Белозерцев обдумывал все это машинально, как машинально дрючил затоптанные, захарканные, испачканные, где кровью, где гноем, а где и недонесенным дерьмом полы, но озабочен был другим.

Пришла Белозерцеву с воли трепетная весточка. Медсестра Рита принесла вчера утром аккуратно оторванную четвертушку из школьной тетрадки, и клочок этот второй день огнем жег Шуре ляжку. Всю ночь сегодня юлой вертелся, все придумывал, как за зону выскочить на часок.

Три дня всего и поработала у них в лазарете медсестричка Полина Строева, и было это два месяца назад, а вот прислала записку, и Шура махом с резьбы соскочил. Месяц в ШИЗО готов был вытерпеть, только бы к ней слетать. Полина прямо писала, звала повидаться, а если получится, то и на ночку. Руки у Шуры тряслись, как у семнадцатилетнего, он и полы-то теперь мыл – за час до подъема встал! – чтобы эту тряску унять. Надо было как-то извернуться, да ничего путного в голову не лезло. Просить Горчакова о таком, подставлять его Шура не смел, лезть под проволоку ночью было страшновато, могли и стрельнуть. Его время от времени отправляли за зону по разовым пропускам, вот об этом он теперь и тосковал. И зло возил тяжелой тряпкой по загаженному, местами обледеневшему полу и бегал выплескивать воду.

Стылая ночь висела над лагерем, и еще часа три после общего подъема будет ночь, вот теперь бы и сгонять. Шура знал барак Полины в поселке, если бегом припустить, то минут десять. И он в который раз прижимался мысленно к ее теплой груди и заглядывал в мягкие глаза.

Разбудило это нежданное письмецо подзабытое, но живое, не вытравленное окончательно чувство. Удивительное чувство, неизвестно где и дремлющее в человеке и непонятно как являющееся вдруг между мужчиной и женщиной. Никогда Белозерцев, даже про себя не произнес бы слово «любовь», совсем не подходящее к заключенному и его жизни. Но это была любовь, Шура очень чувствовал ее в себе, трепетная, в небесные выси поднимающая задроченного зэка от его скотской жизни. Все бы отдал Шура за это теплое прикосновение воли.

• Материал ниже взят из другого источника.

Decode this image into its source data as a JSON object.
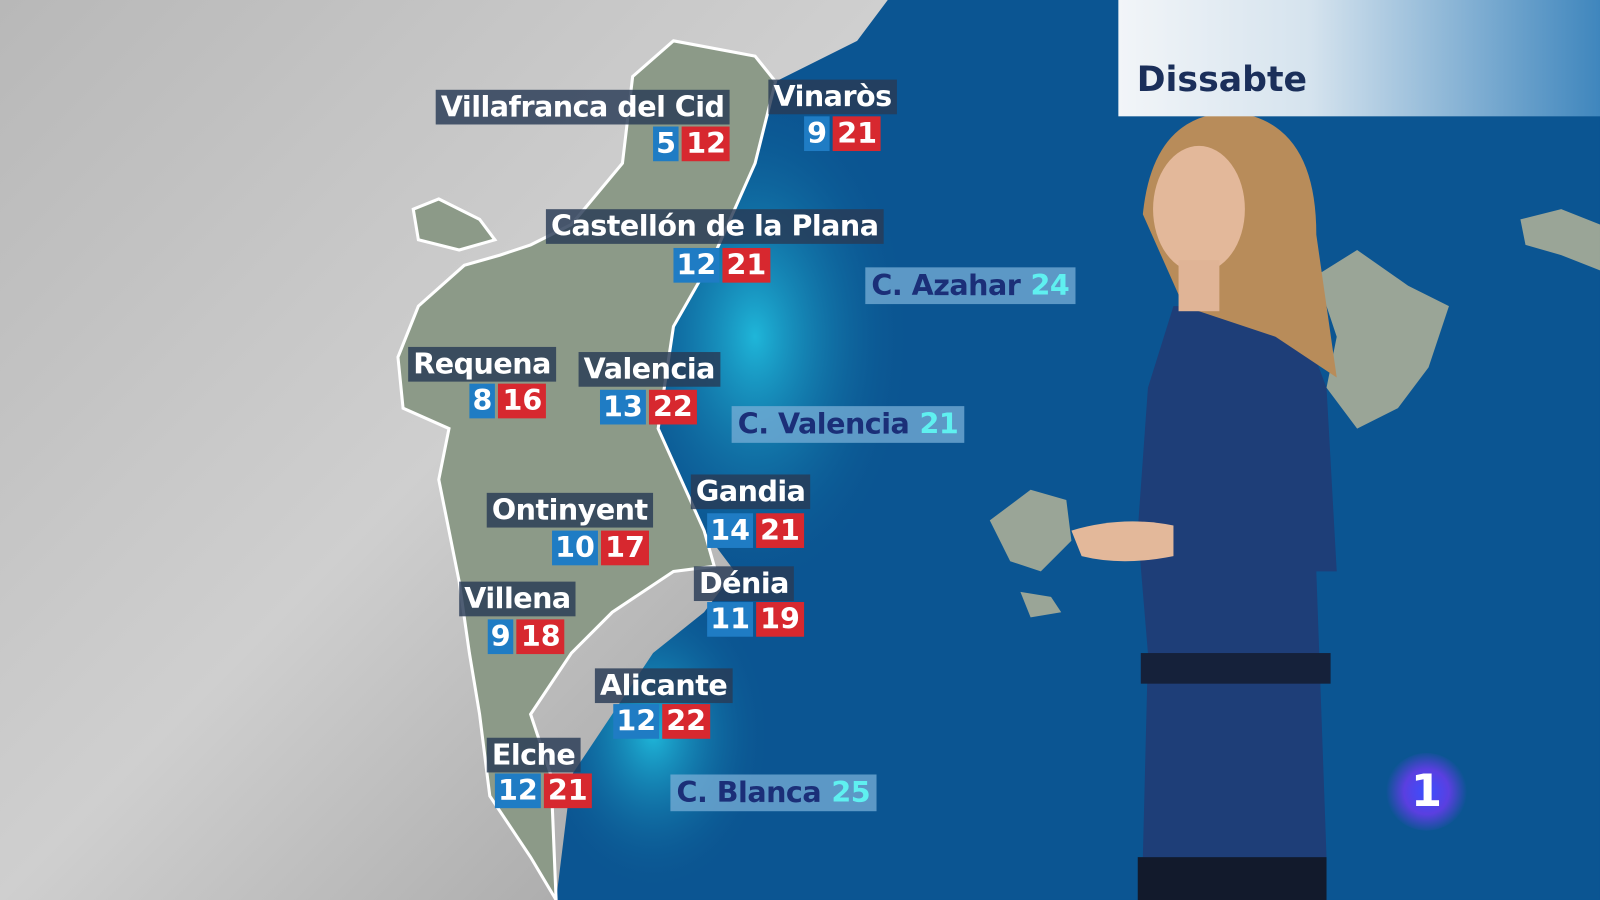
{
  "day_label": "Dissabte",
  "channel_logo": "1",
  "colors": {
    "min_temp": "#1f7cc4",
    "max_temp": "#d7282f",
    "sea_temp": "#5ff0f0",
    "sea": "#0a4f8a"
  },
  "cities": [
    {
      "name": "Villafranca del Cid",
      "min": "5",
      "max": "12"
    },
    {
      "name": "Vinaròs",
      "min": "9",
      "max": "21"
    },
    {
      "name": "Castellón de la Plana",
      "min": "12",
      "max": "21"
    },
    {
      "name": "Requena",
      "min": "8",
      "max": "16"
    },
    {
      "name": "Valencia",
      "min": "13",
      "max": "22"
    },
    {
      "name": "Gandia",
      "min": "14",
      "max": "21"
    },
    {
      "name": "Ontinyent",
      "min": "10",
      "max": "17"
    },
    {
      "name": "Dénia",
      "min": "11",
      "max": "19"
    },
    {
      "name": "Villena",
      "min": "9",
      "max": "18"
    },
    {
      "name": "Alicante",
      "min": "12",
      "max": "22"
    },
    {
      "name": "Elche",
      "min": "12",
      "max": "21"
    }
  ],
  "sea_zones": [
    {
      "name": "C. Azahar",
      "temp": "24"
    },
    {
      "name": "C. Valencia",
      "temp": "21"
    },
    {
      "name": "C. Blanca",
      "temp": "25"
    }
  ]
}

Лазарет, устроенный в большой палатке, был битком. Нары типа «вагонка» стояли не только вдоль стен, но и в середине, сейчас здесь больше шестидесяти больных помещались и шесть человек персонала. Свободными оставались только узкие проходы да немного места вокруг трех металлических печек, обложенных кирпичом. Возле печек было жарко до пота, по углам подмерзало, а во всем лазарете такой духан стоял, что ноздри разъедало. И гнили, и пердели, и под себя ссали… И сортир на шесть очков здесь же за брезентовой перегородкой был выкопан.

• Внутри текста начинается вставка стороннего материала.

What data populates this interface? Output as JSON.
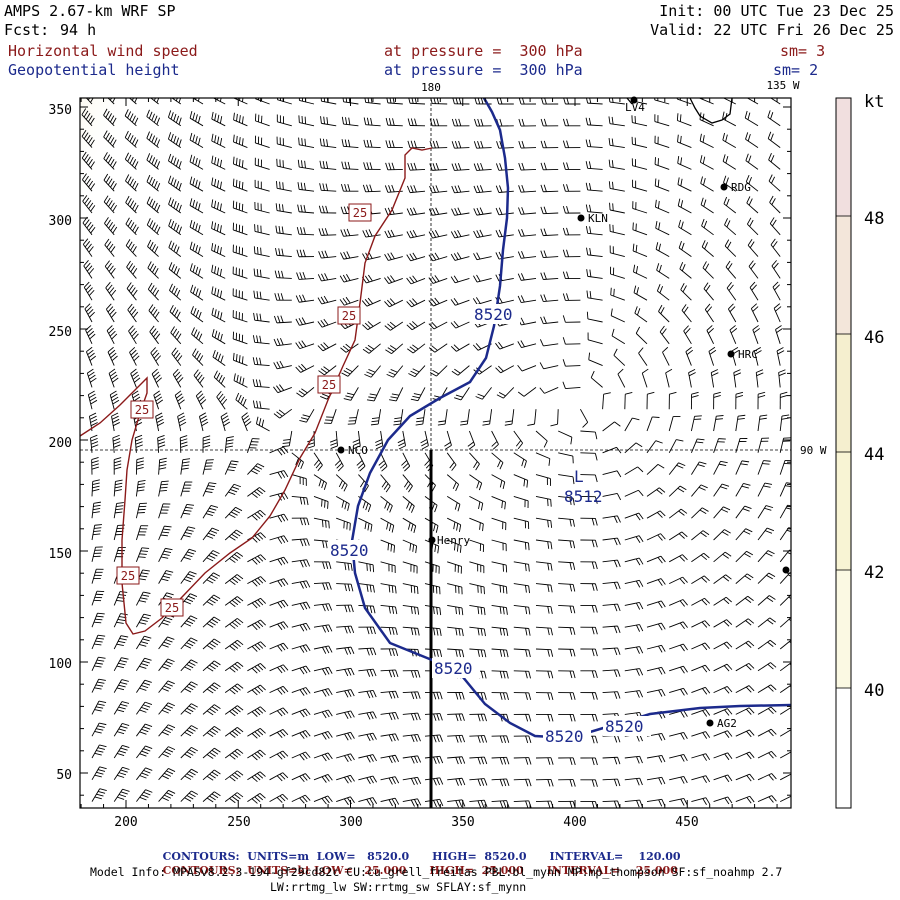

Всю левую сторону занимали прооперированные. Аппендициты, геморрои, выпадение и ущемление прямой кишки. От тяжелой работы с этим добром привозили каждый день. Здесь же лежали и просто с огнестрельными и ножевыми ранами. Через проход за перегородкой из простыней стонали заразные, рожистые больные. Стонали, и подвывали от изнуряющей, почти не прекращающейся боли, и матерились тихо на весь белый свет.

Зубы приходил лечить зубной техник из третьего лагпункта. Лечить он не умел и не считал нужным, а рвал с удовольствием и потом показывал кровавый зуб несчастному пациенту и, вложив в руку, велел унести с собой. Так он отбивал желание обращаться с зубами – на зоне было немало специалистов, которые обычными плоскогубцами рвали лучше.

Кроме начальника санчасти необразованного фельдшера Горчакова, в лазарете работали дневной и ночной санитары, малолетний дневальный Сашка и две вольные медсестры – высокая и спокойная Рита и молоденькая пугливая Маруся.